Thank you in advance for helping!


----------



## OldGrayGary (Jun 29, 2006)

Try removing all the current drivers for both the Intel Bluetooth and the Intel Wireless AC ... in your Device Manager screenshot, it looks like the Bluetooth is waiting for a driver install. The Bluetooth & AC are on the same little card. You'll probably want the latest Windows 10 compatible version -- the download usually holds the drivers for both. You might have to look in on "Programs & Features" in Control Panel to remove the Intel Wireless drivers & software, if they are currently missing from Device Manager.

You can also check to see if your MSI PC has an overly zealous power-saving utility. Windows 10's default settings aren't that Draconian that the wireless is powered down much. But some manufacturer's have handy-dandy power saving utilities ... these can cause trouble, especially if they weren't designed for Windows 10. If you have such a utility running on your PC, dive into its help files a bit, and see if it effects wireless power settings.

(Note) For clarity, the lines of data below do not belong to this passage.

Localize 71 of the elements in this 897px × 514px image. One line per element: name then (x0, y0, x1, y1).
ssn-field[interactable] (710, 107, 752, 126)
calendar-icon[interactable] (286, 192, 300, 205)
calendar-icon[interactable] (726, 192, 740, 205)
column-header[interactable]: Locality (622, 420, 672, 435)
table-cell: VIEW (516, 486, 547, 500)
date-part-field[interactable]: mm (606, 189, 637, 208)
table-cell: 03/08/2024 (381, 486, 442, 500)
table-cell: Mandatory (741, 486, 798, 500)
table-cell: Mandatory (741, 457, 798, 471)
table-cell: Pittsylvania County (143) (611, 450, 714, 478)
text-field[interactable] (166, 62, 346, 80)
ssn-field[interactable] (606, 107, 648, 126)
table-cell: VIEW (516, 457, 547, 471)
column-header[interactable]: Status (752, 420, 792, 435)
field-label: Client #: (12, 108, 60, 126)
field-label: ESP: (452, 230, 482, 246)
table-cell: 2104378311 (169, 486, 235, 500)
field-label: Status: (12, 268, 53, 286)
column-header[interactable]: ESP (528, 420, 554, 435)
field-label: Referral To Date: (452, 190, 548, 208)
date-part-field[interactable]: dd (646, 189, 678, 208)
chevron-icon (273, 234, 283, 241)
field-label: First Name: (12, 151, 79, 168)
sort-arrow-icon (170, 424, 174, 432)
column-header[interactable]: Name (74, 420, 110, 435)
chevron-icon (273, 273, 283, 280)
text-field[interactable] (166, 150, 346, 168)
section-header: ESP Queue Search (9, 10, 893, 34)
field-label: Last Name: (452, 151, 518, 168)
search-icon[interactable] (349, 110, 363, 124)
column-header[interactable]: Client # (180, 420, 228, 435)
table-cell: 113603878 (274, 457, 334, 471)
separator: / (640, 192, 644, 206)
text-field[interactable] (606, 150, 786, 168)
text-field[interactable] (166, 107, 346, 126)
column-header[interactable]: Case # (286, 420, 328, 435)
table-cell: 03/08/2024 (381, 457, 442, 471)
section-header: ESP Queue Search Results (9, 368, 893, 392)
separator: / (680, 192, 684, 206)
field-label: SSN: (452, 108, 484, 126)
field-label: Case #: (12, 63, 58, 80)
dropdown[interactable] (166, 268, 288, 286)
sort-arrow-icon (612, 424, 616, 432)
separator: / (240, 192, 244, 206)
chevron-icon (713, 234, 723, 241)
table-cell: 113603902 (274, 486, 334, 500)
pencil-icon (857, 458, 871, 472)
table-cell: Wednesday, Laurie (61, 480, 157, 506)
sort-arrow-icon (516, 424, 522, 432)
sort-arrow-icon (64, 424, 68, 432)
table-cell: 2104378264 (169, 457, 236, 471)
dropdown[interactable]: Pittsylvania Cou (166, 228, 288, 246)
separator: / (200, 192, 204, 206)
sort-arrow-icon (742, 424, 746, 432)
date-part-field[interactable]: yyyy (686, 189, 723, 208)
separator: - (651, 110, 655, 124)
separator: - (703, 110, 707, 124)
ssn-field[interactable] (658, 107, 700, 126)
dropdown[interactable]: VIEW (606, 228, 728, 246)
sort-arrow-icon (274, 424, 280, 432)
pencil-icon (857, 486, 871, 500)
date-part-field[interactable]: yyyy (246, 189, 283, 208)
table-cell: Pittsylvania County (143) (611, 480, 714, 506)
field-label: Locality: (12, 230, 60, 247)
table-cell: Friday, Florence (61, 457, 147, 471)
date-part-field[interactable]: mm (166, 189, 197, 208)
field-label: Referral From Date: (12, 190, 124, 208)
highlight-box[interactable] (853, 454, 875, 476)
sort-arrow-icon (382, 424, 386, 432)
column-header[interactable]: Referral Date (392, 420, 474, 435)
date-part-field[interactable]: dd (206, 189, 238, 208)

Windows 10's power settings are easy to find: right-click the Start menu icon & select Power Options.... to get down to particular device settings, you have to dig into the advanced settings.

Let us know if this doesn't help

P.S. .... late edit: tell you what: also look in on your UEFI/Bios settings, to make sure that the wireless and Bluetooth settings look OK in there.


----------



## Imega (May 16, 2016)

First of all,thank you for helping me.
I uninstalled the bluetooth driver and the driver software from intel.


















And then i checked if there were any drivers left (with cmd i made a txt with all the drivers installed and found this).










I see there are a couple intel wireless drivers still installed... Do i have to uninstall them with the command prompt?


----------



## OldGrayGary (Jun 29, 2006)

Hi again

The drivers stored in those oemNNN.inf (where "NNN" is a unique number assigned during installation) are often just hanging around as protection if you ever need to do a "driver roll-back". Many (usually most) of them aren't being loaded or used. However, the size of the driver storage can get a little out-of-hand (especially for some smaller capacity SSD drives on computers where the SSD is the only storage) - in such cases, there are tools you can use to carefully trim the overstuffed driver folder. Here's a nice tutorial for that:
How to reduce unnecessary drivers in Windows 10 | CIO

(That page should translate OK into Dutch using Google translate, if you'd prefer it "in het Nederlands")
_______________

Now that you have removed the old drivers - you can use another computer to download the latest package from Intel for Windows 10. 

Might be a good idea to try a power-cycle on your modem/router/gateway devices too -- several models have trouble with the list of devices connected to the local network, and don't refresh the list, so that they start refusing new connections (since the "maximum number of connections allowed" threshold is passed). 

Then install the new drivers.

Let us know if that doesn't help.


----------